When Sep 11 occurred, Europe mourned alongside America and so did a large part of the world. Sep 11 justified the war against the Al Qaeda and the Taliban that harboured them. But now, without having captured Bin Laden, leaving behind a war ravaged Afghanistan once again in the control of fundamentalist local warlords, the US suddenly seem more interested in attacking Iraq.

Not only that, not attacking and looking for other ways becomes "appeasement", if we were to go by what Mr Pipes writes. What are wars then, exciting video displays broadcast live by CNN?

Mr Pipes writes, "Iraq is a good place to start". Why? There appears to be a failure to understand Iraq's situation: that it is very different from the usual middle east chaos he usually writes on. Saddam's seculairst Ba'ath party has nothing to do with the Al Qaeda. But the war on terror has stealthily shifted focus on Iraq, even though they did nothing to cause Sep 11. What happenned to capturing Bin Laden? How about telling the Saudis their nonsense won't be tolerated anymore?

In August 1990, Iraq invaded Kuwait over a dispute of oil wells. That necessitated a multinational task force to teach Iraq a lesson. Years later, Iraq's foreign minister announced in the United Nations Iraq's regret over this act and said Iraq had suffered enough.
Western nations ignored his pleas. Of course an oil for food programme was brought about under which Iraq could sell limited amounts of oil in exchange for food. The US bought a lot of this oil but is yet to release large amounts of payments which could have
bought food and medicines for suffering Iraqis.
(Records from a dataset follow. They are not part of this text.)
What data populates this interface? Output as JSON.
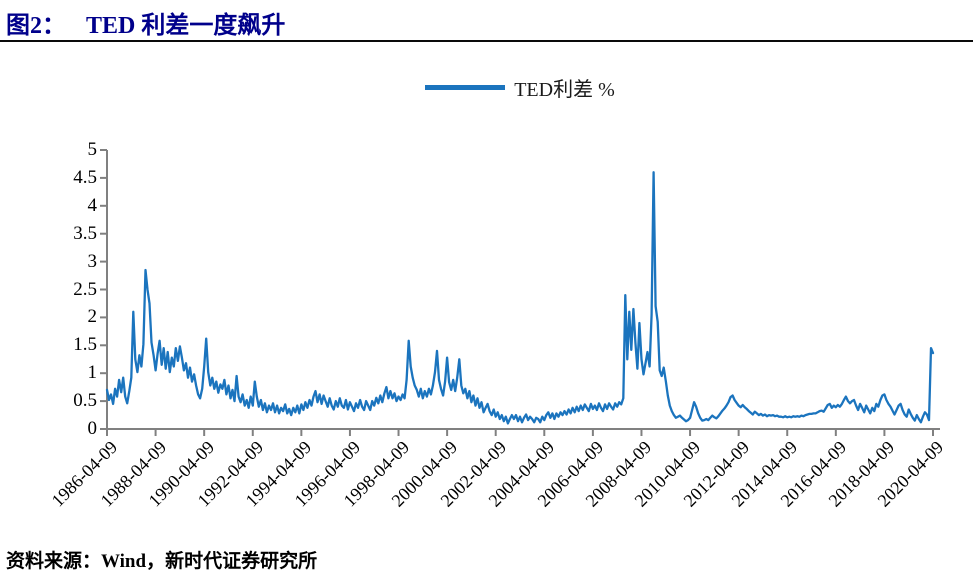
{
  "header": {
    "figure_label": "图2：",
    "title": "TED 利差一度飙升"
  },
  "legend": {
    "label": "TED利差 %",
    "line_color": "#1B74BE"
  },
  "footer": {
    "source": "资料来源：Wind，新时代证券研究所"
  },
  "colors": {
    "title_navy": "#00008B",
    "axis_gray": "#808080",
    "series_blue": "#1B74BE"
  },
  "chart_data": {
    "type": "line",
    "title": "TED利差 %",
    "xlabel": "",
    "ylabel": "",
    "ylim": [
      0,
      5
    ],
    "yticks": [
      0,
      0.5,
      1,
      1.5,
      2,
      2.5,
      3,
      3.5,
      4,
      4.5,
      5
    ],
    "ytick_labels": [
      "0",
      "0.5",
      "1",
      "1.5",
      "2",
      "2.5",
      "3",
      "3.5",
      "4",
      "4.5",
      "5"
    ],
    "xtick_labels": [
      "1986-04-09",
      "1988-04-09",
      "1990-04-09",
      "1992-04-09",
      "1994-04-09",
      "1996-04-09",
      "1998-04-09",
      "2000-04-09",
      "2002-04-09",
      "2004-04-09",
      "2006-04-09",
      "2008-04-09",
      "2010-04-09",
      "2012-04-09",
      "2014-04-09",
      "2016-04-09",
      "2018-04-09",
      "2020-04-09"
    ],
    "grid": false,
    "legend_position": "top-center",
    "frequency": "monthly",
    "x_start": "1986-04",
    "x_end": "2020-04",
    "series": [
      {
        "name": "TED利差 %",
        "color": "#1B74BE",
        "values": [
          0.7,
          0.52,
          0.62,
          0.45,
          0.72,
          0.58,
          0.88,
          0.66,
          0.92,
          0.58,
          0.46,
          0.68,
          0.92,
          2.1,
          1.25,
          1.02,
          1.32,
          1.12,
          1.52,
          2.85,
          2.5,
          2.25,
          1.55,
          1.32,
          1.05,
          1.35,
          1.58,
          1.15,
          1.45,
          1.08,
          1.38,
          1.02,
          1.28,
          1.12,
          1.45,
          1.22,
          1.48,
          1.28,
          1.05,
          1.18,
          0.92,
          1.1,
          0.85,
          0.98,
          0.78,
          0.62,
          0.55,
          0.72,
          1.12,
          1.62,
          1.02,
          0.78,
          0.92,
          0.72,
          0.85,
          0.65,
          0.8,
          0.72,
          0.88,
          0.62,
          0.78,
          0.55,
          0.7,
          0.5,
          0.95,
          0.58,
          0.48,
          0.62,
          0.42,
          0.52,
          0.38,
          0.58,
          0.42,
          0.85,
          0.58,
          0.4,
          0.52,
          0.34,
          0.46,
          0.3,
          0.42,
          0.34,
          0.46,
          0.3,
          0.42,
          0.28,
          0.38,
          0.32,
          0.44,
          0.28,
          0.36,
          0.25,
          0.38,
          0.3,
          0.42,
          0.28,
          0.44,
          0.34,
          0.48,
          0.38,
          0.52,
          0.42,
          0.58,
          0.68,
          0.48,
          0.62,
          0.45,
          0.6,
          0.5,
          0.4,
          0.55,
          0.42,
          0.35,
          0.5,
          0.4,
          0.55,
          0.42,
          0.38,
          0.52,
          0.35,
          0.48,
          0.4,
          0.32,
          0.46,
          0.38,
          0.52,
          0.4,
          0.34,
          0.5,
          0.42,
          0.34,
          0.5,
          0.42,
          0.56,
          0.46,
          0.6,
          0.48,
          0.64,
          0.75,
          0.55,
          0.68,
          0.55,
          0.64,
          0.5,
          0.58,
          0.52,
          0.62,
          0.55,
          0.88,
          1.58,
          1.12,
          0.92,
          0.78,
          0.7,
          0.58,
          0.72,
          0.55,
          0.68,
          0.58,
          0.72,
          0.62,
          0.78,
          1.02,
          1.4,
          0.88,
          0.72,
          0.6,
          0.85,
          1.28,
          0.84,
          0.7,
          0.88,
          0.68,
          0.92,
          1.25,
          0.78,
          0.64,
          0.72,
          0.55,
          0.68,
          0.48,
          0.6,
          0.42,
          0.55,
          0.38,
          0.48,
          0.3,
          0.38,
          0.45,
          0.32,
          0.25,
          0.35,
          0.22,
          0.3,
          0.18,
          0.25,
          0.14,
          0.22,
          0.1,
          0.18,
          0.25,
          0.18,
          0.25,
          0.14,
          0.22,
          0.12,
          0.2,
          0.26,
          0.16,
          0.22,
          0.18,
          0.12,
          0.2,
          0.18,
          0.12,
          0.22,
          0.16,
          0.25,
          0.3,
          0.2,
          0.28,
          0.18,
          0.28,
          0.22,
          0.3,
          0.25,
          0.32,
          0.26,
          0.35,
          0.28,
          0.38,
          0.3,
          0.4,
          0.32,
          0.42,
          0.34,
          0.44,
          0.38,
          0.32,
          0.45,
          0.36,
          0.42,
          0.34,
          0.46,
          0.38,
          0.32,
          0.44,
          0.36,
          0.46,
          0.4,
          0.35,
          0.46,
          0.4,
          0.48,
          0.44,
          0.55,
          2.4,
          1.25,
          2.1,
          1.42,
          2.15,
          1.55,
          1.08,
          1.9,
          1.25,
          0.98,
          1.18,
          1.38,
          1.12,
          2.05,
          4.6,
          2.2,
          1.92,
          1.05,
          0.95,
          1.1,
          0.86,
          0.6,
          0.42,
          0.32,
          0.25,
          0.2,
          0.22,
          0.24,
          0.2,
          0.17,
          0.14,
          0.16,
          0.2,
          0.34,
          0.48,
          0.4,
          0.28,
          0.2,
          0.15,
          0.16,
          0.18,
          0.16,
          0.2,
          0.24,
          0.21,
          0.19,
          0.23,
          0.28,
          0.33,
          0.37,
          0.42,
          0.48,
          0.57,
          0.6,
          0.52,
          0.47,
          0.42,
          0.39,
          0.43,
          0.39,
          0.36,
          0.32,
          0.29,
          0.26,
          0.31,
          0.28,
          0.25,
          0.27,
          0.24,
          0.26,
          0.23,
          0.25,
          0.24,
          0.25,
          0.23,
          0.24,
          0.22,
          0.22,
          0.21,
          0.23,
          0.21,
          0.22,
          0.21,
          0.23,
          0.22,
          0.23,
          0.22,
          0.24,
          0.23,
          0.25,
          0.26,
          0.27,
          0.27,
          0.28,
          0.28,
          0.3,
          0.32,
          0.33,
          0.31,
          0.37,
          0.43,
          0.45,
          0.38,
          0.42,
          0.39,
          0.43,
          0.4,
          0.45,
          0.52,
          0.58,
          0.5,
          0.46,
          0.5,
          0.52,
          0.42,
          0.34,
          0.45,
          0.38,
          0.3,
          0.42,
          0.35,
          0.28,
          0.38,
          0.32,
          0.45,
          0.4,
          0.52,
          0.6,
          0.62,
          0.52,
          0.45,
          0.4,
          0.33,
          0.26,
          0.34,
          0.42,
          0.45,
          0.34,
          0.26,
          0.22,
          0.35,
          0.27,
          0.2,
          0.15,
          0.25,
          0.18,
          0.12,
          0.22,
          0.3,
          0.26,
          0.16,
          1.45,
          1.36
        ]
      }
    ]
  }
}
On top of that, the US and UK have setup "No fly zones" over sovereign Iraqi territory - which are not recognised by the UN. USAF and RAF have bombed Iraqi territory everyday since Operation Desert Storm. One TV report showed what these regular bombings
do: they attack villages of Iraqi shepherds and destroy livestock and have been known to attack other civilian targets. These sorties don't always get reported unless once awhile Iraqi anti-aircraft fire retaliate (in vain). How would you like a chunk of US aerospace
controlled by a non-US force? Ah, you won't tolerate that, would you?